I wish I could be like Victor who can understand Pst so easily. I wish I could be like some of the young leaders that has that "brashness" to just do it. I wish i can be more faithful. I wish i can be ...
 
I dun mind if i no longer lead my own CG but actively help him to supervise CGs and help the leaders. It's not about my kingdom. Being under Pst for so long, all i desire is to reali be able to help him in every way needed. It's not abt ultimately if i have my own subzone or not. Or I become a ZS or not. It's just that i wanna be able to help him effectively.
 
Or maybe, i am not achieving much cos i am not ambitious enough?
 
Well, i guess i just have to pray more. Seek first the KOG & all these things shall be added onto me. Prayer is the key to every success and breakthrough.
 
__________
 
On a positive note... I felt touched during SVC today. God reminding me about how when I was young, my heart goes out to love humanity. Loving pp fervently. I felt like GOd knocking on my heart... "Do you remember how I loved you and how you in turn loved people? The passion that follows..."
 
Thinking on that line, i think i had let the "cares" of this world clouded my vision and blocked up that well of love for people, both saved and unsaved alike. I probably faced the computer too much that i am not relating to people enough. Ha.
 
Hmmm... Gotta pray. Those who seek will find.
 
__________
 
God is a good God. At least I have fulfilled my 5-fig BF and I am VERY THANKFUL for His grace. I believe i'm gonna clear my $10k study loan soon. All things are possible in Christ Jesus!

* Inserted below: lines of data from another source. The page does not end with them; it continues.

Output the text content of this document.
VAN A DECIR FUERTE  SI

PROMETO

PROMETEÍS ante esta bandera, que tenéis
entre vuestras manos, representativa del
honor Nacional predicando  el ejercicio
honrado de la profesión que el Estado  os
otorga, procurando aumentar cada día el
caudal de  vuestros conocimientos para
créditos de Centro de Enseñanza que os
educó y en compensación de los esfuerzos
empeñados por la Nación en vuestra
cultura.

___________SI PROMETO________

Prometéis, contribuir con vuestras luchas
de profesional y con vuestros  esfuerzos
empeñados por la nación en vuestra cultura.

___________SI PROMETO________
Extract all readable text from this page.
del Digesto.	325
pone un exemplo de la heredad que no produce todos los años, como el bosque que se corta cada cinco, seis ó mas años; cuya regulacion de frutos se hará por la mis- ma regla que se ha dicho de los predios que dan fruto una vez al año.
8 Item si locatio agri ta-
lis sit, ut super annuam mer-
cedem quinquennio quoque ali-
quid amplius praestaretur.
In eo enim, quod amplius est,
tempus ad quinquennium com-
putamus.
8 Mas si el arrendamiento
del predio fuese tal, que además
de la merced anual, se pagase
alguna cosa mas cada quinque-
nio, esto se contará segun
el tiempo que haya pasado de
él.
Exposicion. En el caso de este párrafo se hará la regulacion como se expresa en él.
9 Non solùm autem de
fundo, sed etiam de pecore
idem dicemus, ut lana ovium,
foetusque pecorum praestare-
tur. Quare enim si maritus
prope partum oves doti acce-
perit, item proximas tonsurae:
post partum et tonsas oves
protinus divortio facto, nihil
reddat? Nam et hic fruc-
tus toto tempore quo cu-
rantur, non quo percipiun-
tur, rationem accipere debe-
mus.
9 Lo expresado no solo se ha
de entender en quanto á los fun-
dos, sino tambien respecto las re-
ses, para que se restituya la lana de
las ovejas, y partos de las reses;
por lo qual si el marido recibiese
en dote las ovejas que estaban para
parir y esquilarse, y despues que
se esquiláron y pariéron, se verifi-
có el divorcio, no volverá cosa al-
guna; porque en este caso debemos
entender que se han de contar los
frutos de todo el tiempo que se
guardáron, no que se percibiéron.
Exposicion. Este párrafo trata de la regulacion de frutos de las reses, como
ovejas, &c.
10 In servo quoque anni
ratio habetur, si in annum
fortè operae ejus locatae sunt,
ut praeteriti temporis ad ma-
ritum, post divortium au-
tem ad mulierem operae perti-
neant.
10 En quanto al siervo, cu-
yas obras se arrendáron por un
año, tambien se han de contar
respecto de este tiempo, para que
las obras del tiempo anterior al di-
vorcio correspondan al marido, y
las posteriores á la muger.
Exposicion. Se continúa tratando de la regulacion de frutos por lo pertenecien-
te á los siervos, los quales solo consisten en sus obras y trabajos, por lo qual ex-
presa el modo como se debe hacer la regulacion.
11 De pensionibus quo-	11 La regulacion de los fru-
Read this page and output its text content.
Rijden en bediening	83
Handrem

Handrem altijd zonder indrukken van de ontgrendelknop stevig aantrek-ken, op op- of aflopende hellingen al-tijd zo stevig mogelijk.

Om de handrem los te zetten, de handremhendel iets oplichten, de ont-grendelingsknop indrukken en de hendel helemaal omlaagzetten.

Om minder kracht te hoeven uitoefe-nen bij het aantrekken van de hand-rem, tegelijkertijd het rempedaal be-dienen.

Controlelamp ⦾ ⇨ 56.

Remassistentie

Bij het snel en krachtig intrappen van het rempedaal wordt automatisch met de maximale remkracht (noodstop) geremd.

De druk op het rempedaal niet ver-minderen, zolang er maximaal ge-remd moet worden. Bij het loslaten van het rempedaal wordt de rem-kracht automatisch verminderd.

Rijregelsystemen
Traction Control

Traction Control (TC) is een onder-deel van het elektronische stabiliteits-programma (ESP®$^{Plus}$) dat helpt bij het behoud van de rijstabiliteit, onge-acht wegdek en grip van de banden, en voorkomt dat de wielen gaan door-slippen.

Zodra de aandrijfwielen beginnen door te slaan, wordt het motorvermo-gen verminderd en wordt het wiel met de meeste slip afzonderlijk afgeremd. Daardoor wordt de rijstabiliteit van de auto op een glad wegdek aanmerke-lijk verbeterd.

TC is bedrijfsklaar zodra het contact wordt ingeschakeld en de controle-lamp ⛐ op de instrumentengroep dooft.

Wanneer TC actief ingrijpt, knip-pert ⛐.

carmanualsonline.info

Saturday, December 9, 2006

"NUA"

So tired now. Did nothing much today. No CGM. A bit "eng". I just "nua-ing" the whole day.
 
Woke up at 10am. search internet on tour packages. Then went to my parents' place. Then "nua" until Vic comes after his CG. Then we continue "nua-ing" until my bro and his wife came. Then we ate dinner. Then "nua" again till 8plus then we went home. Then log in to search for tour packages again.
 
I am so sad. Nobody can go overseas with us this time. Pst's son(daryl) is starting his P1 on 3Jan. Then Meiyan dun wanna miss year end CG and SVC. Then Aaron says their budget quite tight. Kel replied "cannot le". Tian ah... So depressing... But nvm la. Just go alone with my hubby la. But the tour package looks very very tedious. It's very cold now. 4degC. Wa. Advice was given to wear MULTIPLE layers of clothes. I can imagine myself now. "BAO BA ZHANG". And the HUGE laugagge i gotta bring. O man...
 
Well, still it's not confirmed yet. See how la. Haha.
 
I believe i will still enjoy the trip. Esp with Vic around it will definitely be great! Hooray! I do hope my HP wont ring during that period. HAHA...
 
If everything goes well, I hope we can have appreciation CG on 26Dec, Tue. Praying that it will be OFF the entire week for the staff. HAHA. Pray la pray la. HEEEEE.